Relationship with External Auditor
-
1) Recommend to the Board the nomination of the external auditor;
-
2) Approve the remuneration and the terms of engagement of the external auditor as set forth in the Engagement Letter;
-
3) Review the performance of the external auditor annually or more frequently as required;
-
4) Receive annually from the external auditor an acknowledgement in writing that the shareholders, as represented by the Board and the Committee, are their primary client;
-
5) Receive a report annually from the external auditor with respect to their independence, such report to include a disclosure of all engagements (and fees related thereto) for non-audit services by the Company;
-
6) Review with the external auditor the scope of the audit, the areas of special emphasis to be addressed in the audit, and the materiality levels which the external auditor proposes to employ;
-
7) Meet with the external auditor in the absence of Management to determine, inter alia , that no management restrictions have been placed on the scope and extent of the audit examinations by the external auditor or the reporting of their findings to the Committee;
-
8) Establish effective communication processes with Management and the Company's external auditor to assist the Committee to monitor objectively the quality and effectiveness of the relationship among the external auditor, Management and the Committee; and
-
9) Establish a reporting relationship between the external auditor and the Committee such that the external auditor can bring directly to the Committee matters that, in the judgment of the external auditor, merits the Committee's attention. In particular, the external auditor will advise the Committee as to disagreements between Management and the external auditor regarding financial reporting and how such disagreements were resolved.
Other Responsibilities
- 1) Approve annually the reasonableness of the expenses of the Chairman of the Board and the Chief Executive Officer;
C-7
-
2) After consultation with the Chief Financial Officer and the external auditor, consider at least annually, the quality and sufficiency of the Company's accounting and financial personnel and other resources;
-
3) Approve in advance non-audit services, including tax advisory and tax compliance services, provided by the external auditor. However, the Committee can establish a threshold amount for fees for non-audit services to be provided by the external auditor without advance approval of the Committee.

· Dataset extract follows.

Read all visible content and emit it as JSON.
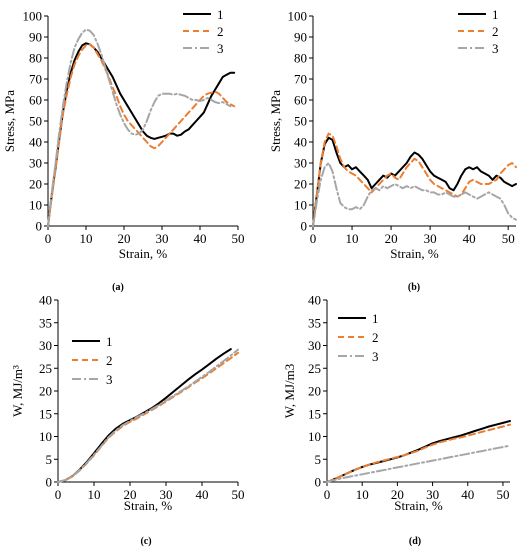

The nature of such services and the associated cost will be provided to the Committee at the next following meeting;
-
4) Investigate any matters that, in the Committee's discretion, fall within the Committee's duties;
-
5) Perform such other functions as may from time to time be assigned to the Committee by the Board;
-
6) Review and update the Terms of Reference on a regular basis for approval by the Board; and
-
7) The Committee will review disclosures regarding the organization and duties of the Audit Committee to be included in any public document, including quarterly and annual reports to shareholders, information circulars and annual information forms.